The term "chance" implies that I'm not certain about the unsustainability.

There will NEVER be enough meaningful jobs for everyone. Unemployment is only in a 'healthy' range around 6-7% right now because of a system stretched to its utter limit to create jobs, often at the cost of getting meaningful work done.

First, self employment is counted as jobs in this statistic, as is part time work. So the proportion of people that trade their labour for payment likely a lot smaller than official surface figures.

There are also a large portion of jobs that simply shouldn't be.

- Literally pointless jobs like full-service gas pumps. Really gas stations could be fully automated and could behave like large vending machines.

- Parasitic jobs such as car salespeople, day traders and arbitrageurs. I separate these from pointless jobs because they do perform a service, but only because of legacy systems that mandate that these services are necessary.

- Fields where the output of the field is only loosely related to the number of people working in the field, such as marketing. From the perspective of companies, if half of all ads disappears, the only real effect would be for each remaining ad to be twice as effective. Likewise, the benefit to the consumer, knowledge of a product, would be just as large with perhaps only 10% of ads retained. In that sense, 90% of the work in advertising, from ad creation to posting billboards, is parasitic.

Then there are the jobs that won't be for much longer.

- Physical jobs that are due for automation, such as semi-truck driving.

- Small manufacturing jobs that can be simply replaced by on-demand 3D printing.
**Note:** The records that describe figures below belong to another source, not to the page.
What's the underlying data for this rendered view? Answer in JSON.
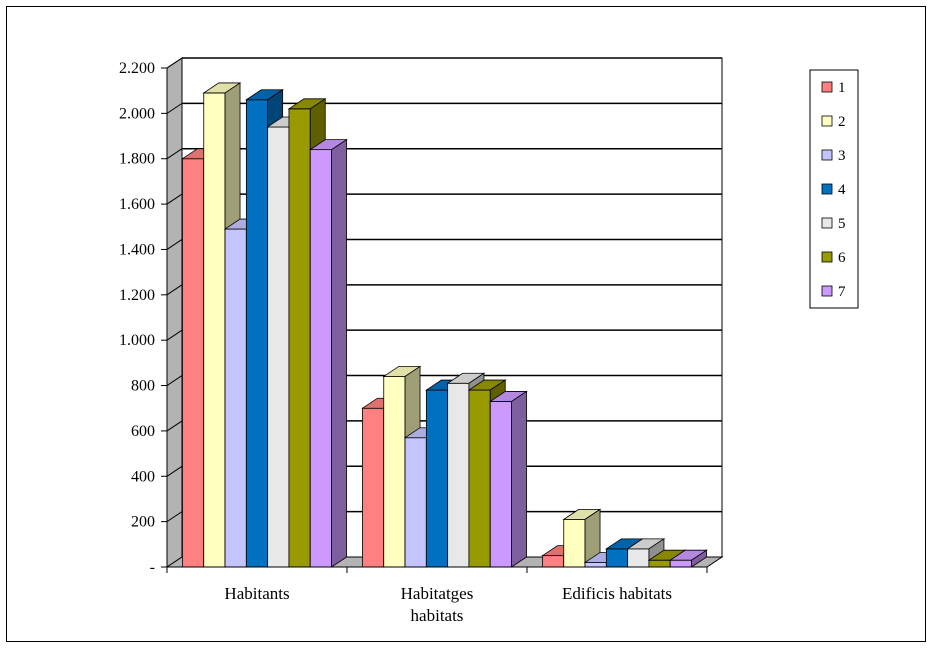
{
  "chart_data": {
    "type": "bar",
    "title": "",
    "xlabel": "",
    "ylabel": "",
    "ylim": [
      0,
      2200
    ],
    "yticks": [
      {
        "value": 0,
        "label": "-"
      },
      {
        "value": 200,
        "label": "200"
      },
      {
        "value": 400,
        "label": "400"
      },
      {
        "value": 600,
        "label": "600"
      },
      {
        "value": 800,
        "label": "800"
      },
      {
        "value": 1000,
        "label": "1.000"
      },
      {
        "value": 1200,
        "label": "1.200"
      },
      {
        "value": 1400,
        "label": "1.400"
      },
      {
        "value": 1600,
        "label": "1.600"
      },
      {
        "value": 1800,
        "label": "1.800"
      },
      {
        "value": 2000,
        "label": "2.000"
      },
      {
        "value": 2200,
        "label": "2.200"
      }
    ],
    "categories": [
      {
        "lines": [
          "Habitants"
        ]
      },
      {
        "lines": [
          "Habitatges",
          "habitats"
        ]
      },
      {
        "lines": [
          "Edificis habitats"
        ]
      }
    ],
    "series": [
      {
        "name": "1",
        "color": "#ff8080",
        "values": [
          1800,
          700,
          50
        ]
      },
      {
        "name": "2",
        "color": "#ffffc0",
        "values": [
          2090,
          840,
          210
        ]
      },
      {
        "name": "3",
        "color": "#c4c4ff",
        "values": [
          1490,
          570,
          20
        ]
      },
      {
        "name": "4",
        "color": "#0070c0",
        "values": [
          2060,
          780,
          80
        ]
      },
      {
        "name": "5",
        "color": "#e8e8e8",
        "values": [
          1940,
          810,
          80
        ]
      },
      {
        "name": "6",
        "color": "#999900",
        "values": [
          2020,
          780,
          30
        ]
      },
      {
        "name": "7",
        "color": "#cc99ff",
        "values": [
          1840,
          730,
          30
        ]
      }
    ],
    "grid": true,
    "legend_position": "right"
  }
}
- Technical jobs that routinely get automated, like how much search engines have supplanted librarians.

- Many service jobs are a fixed portion of the population, such as teaching, haircutting, and child care. However, the population of countries in the developed world are either flat, declining, or dependant upon immigration to maintain the population increase that modern economics relies upon so dearly.

- Many resource-based jobs are at risk to better energy efficiency, better labour efficiency, and automated landfill harvesting and reclaimation. Even argiculture is being turned upside down by cultured meat. With it, there goes shipping.

Finally, the work that NEEDS to be done such as environmental restoration, medical services, and the development of space technology, simply doesn't work well under an exchange-for-payment system because economically 'rational' people and corporations either won't or can't pay for it.

I would refer you to the 20 minute video "Humans Need Not Apply" for a compelling argument about how this is inevitable. My best resources for universal basic income and on post-scarcity are the novels Accelerando and Red Mars touch on these topics.